Could it be Fire blight?

As you drive through neighborhoods in mid-February, you may be delighted by the large trees clothed in puffy cloud looking blossoms of white.  Common throughout Marin, ornamental pear trees, specifically ‘Bradford’ pears, put on a spectacular show. In the mid-1960’s landscapers and municipal planners planted lots of them – they grew fast, took any kind of soil without complaint, and were believed to be pest-resistant and disease-free. Sadly, this beautiful tree is susceptible to fire blight, a bacterial disease that causes branches to look like they’ve been torched or scorched.

In addition to pear trees, fire blight can infect fruiting pear and apples, crabapples, pyracantha, and quince.  Infections may appear scattered throughout the crown of the plant and exhibit a sudden wilting, shriveling, and blackening of shoots, flowers, and fruit, giving them the telltale “scorched” look.  It’s usually seen first on the plant’s blossoms and stems, turning them brown or black and possibly distorting their form. Infected spurs and twigs display a darker, water-soaked appearance; they turn brown to black, then wilt and die.

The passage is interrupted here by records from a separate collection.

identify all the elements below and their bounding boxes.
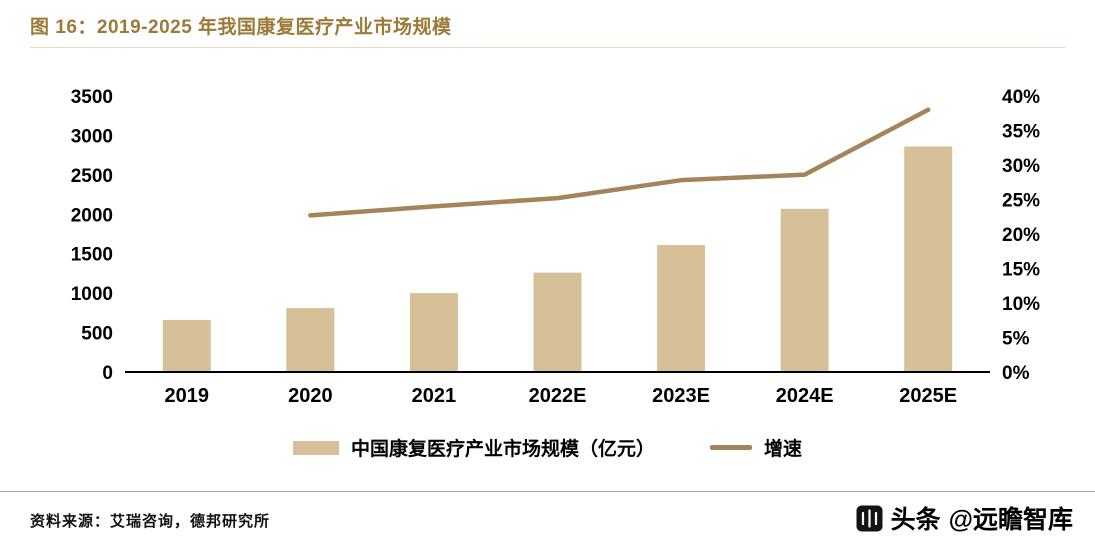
left-axis-tick: 3500: [71, 87, 113, 108]
x-label-2025E: 2025E: [899, 385, 957, 407]
left-axis-tick: 0: [102, 363, 113, 384]
x-label-2020: 2020: [288, 385, 333, 407]
left-axis-tick: 2000: [71, 205, 113, 226]
right-axis-tick: 15%: [1002, 260, 1040, 281]
x-label-2022E: 2022E: [529, 385, 587, 407]
figure-title: 图 16：2019-2025 年我国康复医疗产业市场规模: [30, 12, 1065, 48]
x-label-2021: 2021: [412, 385, 457, 407]
right-axis-tick: 10%: [1002, 294, 1040, 315]
left-axis-tick: 3000: [71, 126, 113, 147]
right-axis-tick: 30%: [1002, 156, 1040, 177]
right-axis-tick: 0%: [1002, 363, 1030, 384]
left-axis-tick: 500: [81, 324, 113, 345]
toutiao-logo-icon: [856, 505, 883, 531]
watermark: 头条 @远瞻智库: [856, 500, 1073, 536]
line-series-label: 增速: [764, 439, 803, 460]
bar-series-swatch: [292, 440, 339, 455]
x-label-2023E: 2023E: [652, 385, 710, 407]
left-axis-tick: 1500: [71, 245, 113, 266]
bar-line-chart: 0 500 1000 1500 2000 2500 3000 3500 0% 5% 10% 15% 20…: [71, 87, 1040, 407]
data-source-note: 资料来源：艾瑞咨询，德邦研究所: [30, 513, 271, 530]
bar-2019: [162, 319, 211, 372]
chart-legend: 中国康复医疗产业市场规模（亿元） 增速: [0, 434, 1095, 461]
bar-2025E: [904, 146, 953, 372]
right-axis-tick: 40%: [1002, 87, 1040, 108]
legend-item-growth: 增速: [710, 434, 802, 461]
right-axis-tick: 20%: [1002, 225, 1040, 246]
footer-divider: [0, 491, 1095, 492]
left-axis-tick: 1000: [71, 284, 113, 305]
bar-2022E: [533, 272, 582, 372]
bar-2023E: [657, 245, 706, 372]
bar-2024E: [780, 208, 829, 372]
x-label-2024E: 2024E: [776, 385, 834, 407]
right-axis-tick: 35%: [1002, 122, 1040, 143]
bar-2021: [409, 293, 458, 372]
legend-item-market-size: 中国康复医疗产业市场规模（亿元）: [292, 434, 655, 461]
watermark-platform: 头条: [890, 506, 941, 534]
left-axis-tick: 2500: [71, 166, 113, 187]
line-series-swatch: [710, 445, 752, 450]
right-axis-tick: 25%: [1002, 191, 1040, 212]
x-label-2019: 2019: [165, 385, 210, 407]
chart-area: 0 500 1000 1500 2000 2500 3000 3500 0% 5% 10% 15% 20…: [0, 52, 1095, 414]
right-axis-tick: 5%: [1002, 329, 1030, 350]
bar-series-label: 中国康复医疗产业市场规模（亿元）: [350, 439, 655, 460]
growth-rate-line: [308, 107, 931, 218]
watermark-account: @远瞻智库: [948, 506, 1073, 534]
bar-2020: [286, 308, 335, 372]
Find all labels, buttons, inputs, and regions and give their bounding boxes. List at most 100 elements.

The disease can spread from the point of entry (blooms, stems, and branches, limbs, trunk, or roots) and may severely disfigure or kill individual limbs or entire susceptible varieties. 

Mild temperatures (65 – 85°F) with some intermittent rain provides perfect conditions for the disease to develop. As trees resume growth in the spring, the bacteria become active.  It’s spread by insects – aphids, flies, leafhoppers, and honeybees, pruning tools, wind and splashing rains. As long as the warm, wet conditions exist, the bacterium can continue to spread and infect new sites.

The most effective means of managing the disease is to plant varieties that are not susceptible.   Most pear tree varieties, including Asian pears (with the exception of Shinko) and red pear varieties, are very susceptible to fire blight.

To manage this disease:

  • Keep the plant vigorous and healthy through good cultural care
  • Minimize excess nitrogen fertilizer and heavy pruning.
  • If possible, don’t irrigate during the blooming season. 
  • Watch plants throughout the year and promptly remove and destroy any portions that appear infected.
  • Prune out diseased branches, cutting at least 8 to 12 inches away from the visible injury or canker, or until you see healthy tissue. 
  • Disinfect any tools, between each cut, to prevent spreading the pathogen.